Big \(O\) notation

May 18, 2023

  1. The amortized cost of each Insert and Delete is \(O(1)\) Therefore the total time required to execute any sequence of \(N_i\) Inserts and \(N_d\) Deletes is at most \(O(N_i + N_d)\) Let \(n_0\) denote the value of \(AL.num\) at the start of a phase; to avoid trivial boundry casesl assune \(n_0 \geq 4\).
  1. Suppose the phase ends by doubling the data array. What is the extact minimum number of Insert and Delete operations that phase can contain?
    At the start of each phase, we have \(n_0 = AL.num = AL.cap / 2\). The capacity \(AL.cap\) does not change until Resize doubles the array and ends the phase.
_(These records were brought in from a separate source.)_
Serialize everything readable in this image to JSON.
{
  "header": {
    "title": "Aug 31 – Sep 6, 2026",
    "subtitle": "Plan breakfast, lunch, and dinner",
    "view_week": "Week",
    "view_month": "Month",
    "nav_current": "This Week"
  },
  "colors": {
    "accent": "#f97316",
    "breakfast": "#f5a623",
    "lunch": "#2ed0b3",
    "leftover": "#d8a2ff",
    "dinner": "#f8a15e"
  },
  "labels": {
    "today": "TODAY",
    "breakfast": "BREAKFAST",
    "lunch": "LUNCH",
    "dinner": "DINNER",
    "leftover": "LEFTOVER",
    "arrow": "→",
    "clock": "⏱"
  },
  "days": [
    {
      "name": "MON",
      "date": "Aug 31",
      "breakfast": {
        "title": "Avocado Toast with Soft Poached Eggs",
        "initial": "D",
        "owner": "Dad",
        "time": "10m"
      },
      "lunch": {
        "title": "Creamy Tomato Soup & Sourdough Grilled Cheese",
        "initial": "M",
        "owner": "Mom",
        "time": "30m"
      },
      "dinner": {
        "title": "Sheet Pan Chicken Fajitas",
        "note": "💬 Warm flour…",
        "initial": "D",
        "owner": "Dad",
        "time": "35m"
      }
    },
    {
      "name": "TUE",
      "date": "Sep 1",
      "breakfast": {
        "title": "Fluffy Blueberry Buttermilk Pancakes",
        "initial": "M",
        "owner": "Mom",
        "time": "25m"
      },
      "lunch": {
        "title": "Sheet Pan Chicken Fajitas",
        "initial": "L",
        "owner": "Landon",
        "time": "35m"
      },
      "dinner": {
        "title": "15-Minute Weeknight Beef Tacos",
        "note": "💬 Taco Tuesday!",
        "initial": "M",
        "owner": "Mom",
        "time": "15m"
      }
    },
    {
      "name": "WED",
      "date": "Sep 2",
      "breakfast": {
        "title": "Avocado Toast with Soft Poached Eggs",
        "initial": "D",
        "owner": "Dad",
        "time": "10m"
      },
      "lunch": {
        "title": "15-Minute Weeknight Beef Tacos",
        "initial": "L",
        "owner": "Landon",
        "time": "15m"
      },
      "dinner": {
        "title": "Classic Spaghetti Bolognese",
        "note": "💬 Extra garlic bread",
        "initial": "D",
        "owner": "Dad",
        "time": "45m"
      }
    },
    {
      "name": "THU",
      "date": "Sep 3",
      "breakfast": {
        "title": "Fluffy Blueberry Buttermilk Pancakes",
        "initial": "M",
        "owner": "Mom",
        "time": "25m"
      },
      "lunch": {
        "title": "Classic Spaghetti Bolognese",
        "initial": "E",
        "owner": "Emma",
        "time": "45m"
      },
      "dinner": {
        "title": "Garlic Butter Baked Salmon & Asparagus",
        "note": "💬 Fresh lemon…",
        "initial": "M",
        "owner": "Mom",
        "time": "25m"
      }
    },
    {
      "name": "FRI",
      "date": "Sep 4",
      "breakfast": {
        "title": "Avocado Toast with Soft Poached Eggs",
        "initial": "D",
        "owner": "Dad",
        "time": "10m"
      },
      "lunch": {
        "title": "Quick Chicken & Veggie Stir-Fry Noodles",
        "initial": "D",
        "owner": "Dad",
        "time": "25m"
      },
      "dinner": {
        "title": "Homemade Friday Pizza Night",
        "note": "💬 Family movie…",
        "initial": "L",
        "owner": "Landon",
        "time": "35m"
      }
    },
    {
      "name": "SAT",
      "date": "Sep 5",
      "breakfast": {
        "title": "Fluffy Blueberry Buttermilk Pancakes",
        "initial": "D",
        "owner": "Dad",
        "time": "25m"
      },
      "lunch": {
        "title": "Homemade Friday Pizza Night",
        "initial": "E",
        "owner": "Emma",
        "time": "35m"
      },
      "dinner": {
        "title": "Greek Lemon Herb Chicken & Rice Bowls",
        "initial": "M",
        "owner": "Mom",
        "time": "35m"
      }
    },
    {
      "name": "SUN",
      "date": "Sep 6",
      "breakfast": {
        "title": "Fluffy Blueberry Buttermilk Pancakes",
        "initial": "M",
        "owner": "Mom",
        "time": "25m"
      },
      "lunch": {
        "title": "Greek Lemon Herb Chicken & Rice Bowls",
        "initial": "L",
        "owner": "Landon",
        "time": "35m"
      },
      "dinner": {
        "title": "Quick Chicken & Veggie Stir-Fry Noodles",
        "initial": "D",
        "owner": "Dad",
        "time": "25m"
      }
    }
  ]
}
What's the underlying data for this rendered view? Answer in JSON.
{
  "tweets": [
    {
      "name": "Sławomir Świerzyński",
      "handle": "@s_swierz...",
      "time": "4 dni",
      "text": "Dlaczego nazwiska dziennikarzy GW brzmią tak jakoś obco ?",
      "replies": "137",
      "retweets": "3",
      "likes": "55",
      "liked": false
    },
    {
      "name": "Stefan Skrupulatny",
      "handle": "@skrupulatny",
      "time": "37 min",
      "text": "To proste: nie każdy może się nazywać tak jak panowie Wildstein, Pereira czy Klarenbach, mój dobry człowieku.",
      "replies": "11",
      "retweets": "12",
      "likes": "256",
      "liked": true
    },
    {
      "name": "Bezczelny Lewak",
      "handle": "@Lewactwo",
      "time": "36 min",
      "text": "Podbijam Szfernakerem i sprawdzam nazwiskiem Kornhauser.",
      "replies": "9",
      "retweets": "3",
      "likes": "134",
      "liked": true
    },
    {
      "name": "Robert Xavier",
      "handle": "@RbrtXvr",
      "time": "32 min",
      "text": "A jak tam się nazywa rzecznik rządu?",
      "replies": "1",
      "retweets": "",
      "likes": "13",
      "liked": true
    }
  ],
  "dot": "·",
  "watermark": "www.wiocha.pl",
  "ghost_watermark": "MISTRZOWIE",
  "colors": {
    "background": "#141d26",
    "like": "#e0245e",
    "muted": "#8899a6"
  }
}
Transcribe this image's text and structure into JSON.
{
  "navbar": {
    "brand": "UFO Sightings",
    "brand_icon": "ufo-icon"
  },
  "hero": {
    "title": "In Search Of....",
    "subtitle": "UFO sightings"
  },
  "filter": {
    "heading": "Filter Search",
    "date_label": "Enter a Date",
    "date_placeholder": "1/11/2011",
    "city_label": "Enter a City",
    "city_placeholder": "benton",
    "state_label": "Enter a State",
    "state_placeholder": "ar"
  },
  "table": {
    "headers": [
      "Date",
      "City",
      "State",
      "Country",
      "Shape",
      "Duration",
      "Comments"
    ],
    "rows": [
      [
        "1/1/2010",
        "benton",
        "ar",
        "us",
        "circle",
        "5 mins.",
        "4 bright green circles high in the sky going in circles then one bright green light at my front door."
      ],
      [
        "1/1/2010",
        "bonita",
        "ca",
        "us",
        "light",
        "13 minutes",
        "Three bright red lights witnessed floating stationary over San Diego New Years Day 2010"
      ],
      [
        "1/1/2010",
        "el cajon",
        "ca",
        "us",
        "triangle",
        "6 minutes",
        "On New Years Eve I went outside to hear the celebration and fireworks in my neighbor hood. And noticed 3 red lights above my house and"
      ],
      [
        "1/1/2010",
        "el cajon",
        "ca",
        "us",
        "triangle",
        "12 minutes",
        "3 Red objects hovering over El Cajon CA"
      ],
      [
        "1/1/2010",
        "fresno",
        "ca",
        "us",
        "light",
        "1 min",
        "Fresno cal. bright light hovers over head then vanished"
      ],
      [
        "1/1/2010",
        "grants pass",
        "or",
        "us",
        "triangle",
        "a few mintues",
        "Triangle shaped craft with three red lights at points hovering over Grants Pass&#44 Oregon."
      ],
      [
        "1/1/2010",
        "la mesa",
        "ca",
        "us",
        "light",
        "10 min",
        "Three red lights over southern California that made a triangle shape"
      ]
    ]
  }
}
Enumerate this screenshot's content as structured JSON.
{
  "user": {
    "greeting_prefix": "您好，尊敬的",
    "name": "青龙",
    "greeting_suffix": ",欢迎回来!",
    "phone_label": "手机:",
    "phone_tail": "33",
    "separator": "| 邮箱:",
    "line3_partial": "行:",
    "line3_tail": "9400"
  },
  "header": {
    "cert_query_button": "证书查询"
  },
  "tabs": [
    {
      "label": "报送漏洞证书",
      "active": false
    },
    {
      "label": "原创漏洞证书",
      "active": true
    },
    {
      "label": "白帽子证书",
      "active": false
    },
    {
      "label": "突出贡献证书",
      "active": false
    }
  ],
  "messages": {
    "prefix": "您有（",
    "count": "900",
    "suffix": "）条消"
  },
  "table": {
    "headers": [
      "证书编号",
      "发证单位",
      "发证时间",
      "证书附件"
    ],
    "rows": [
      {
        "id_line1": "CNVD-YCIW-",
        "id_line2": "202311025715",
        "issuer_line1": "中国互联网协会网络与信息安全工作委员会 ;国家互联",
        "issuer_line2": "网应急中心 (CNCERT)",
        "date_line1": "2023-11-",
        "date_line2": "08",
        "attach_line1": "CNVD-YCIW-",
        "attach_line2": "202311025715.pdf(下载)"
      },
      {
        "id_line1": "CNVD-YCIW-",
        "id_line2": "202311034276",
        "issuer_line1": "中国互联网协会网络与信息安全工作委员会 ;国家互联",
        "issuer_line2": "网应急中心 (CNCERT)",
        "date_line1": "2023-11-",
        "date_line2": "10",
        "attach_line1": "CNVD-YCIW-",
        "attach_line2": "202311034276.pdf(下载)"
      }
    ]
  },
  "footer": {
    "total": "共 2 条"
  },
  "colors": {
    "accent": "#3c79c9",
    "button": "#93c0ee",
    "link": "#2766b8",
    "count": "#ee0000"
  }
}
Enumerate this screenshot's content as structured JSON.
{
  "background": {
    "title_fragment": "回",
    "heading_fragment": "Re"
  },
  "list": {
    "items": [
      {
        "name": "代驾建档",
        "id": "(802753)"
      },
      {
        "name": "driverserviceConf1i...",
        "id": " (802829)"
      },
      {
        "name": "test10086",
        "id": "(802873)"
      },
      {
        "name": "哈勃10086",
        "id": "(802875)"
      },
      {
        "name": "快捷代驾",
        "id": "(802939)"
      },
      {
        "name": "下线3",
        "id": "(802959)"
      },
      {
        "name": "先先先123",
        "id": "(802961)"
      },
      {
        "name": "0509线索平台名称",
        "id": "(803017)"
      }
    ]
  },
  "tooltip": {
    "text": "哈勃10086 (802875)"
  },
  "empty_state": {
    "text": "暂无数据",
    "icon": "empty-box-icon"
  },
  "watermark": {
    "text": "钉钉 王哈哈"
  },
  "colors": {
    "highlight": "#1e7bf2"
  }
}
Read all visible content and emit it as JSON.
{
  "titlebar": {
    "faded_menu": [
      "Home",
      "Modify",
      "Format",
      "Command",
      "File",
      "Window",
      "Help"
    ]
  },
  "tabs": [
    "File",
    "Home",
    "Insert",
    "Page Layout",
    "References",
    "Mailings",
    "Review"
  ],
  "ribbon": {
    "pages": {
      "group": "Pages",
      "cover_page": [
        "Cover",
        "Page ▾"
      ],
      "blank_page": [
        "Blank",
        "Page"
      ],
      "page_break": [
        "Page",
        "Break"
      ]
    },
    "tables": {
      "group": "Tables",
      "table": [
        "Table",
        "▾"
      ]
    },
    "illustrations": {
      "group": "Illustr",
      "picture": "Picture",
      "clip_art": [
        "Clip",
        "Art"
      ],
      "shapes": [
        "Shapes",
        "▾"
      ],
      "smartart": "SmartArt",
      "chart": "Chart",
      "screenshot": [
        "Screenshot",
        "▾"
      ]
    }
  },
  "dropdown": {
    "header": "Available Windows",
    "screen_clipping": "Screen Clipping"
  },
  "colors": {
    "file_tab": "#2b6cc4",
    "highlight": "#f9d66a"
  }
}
Thus, just before Resize doubles the array, we have \(AL.num = AL.cap = 2n_0\). The number of items in the array-list has increased by \(n_0\), so we must have performed at least \(n_0\) Inserts. (There are also trivially at least 0 Deletes, and therefore at least \(n_0\) operations overall.)

  2. Suppose the phase ends by halving the data array. What is the exact minimum number of Insert and Delete operations that phase can contain?
    At the start of each phase, we have \(n_0 = AL.num = AL.cap / 2\). Just before Resize halves the array, we have \(AL.num = AL.cap / 4 = n_0 / 2\). The number of items in the array-list has decreased by \(n_0 / 2\), so we must have performed at least \(n_0 / 2\) Deletes. (There are also trivially at least 0 Inserts, and therefore at least \(n_0\) operations overall.)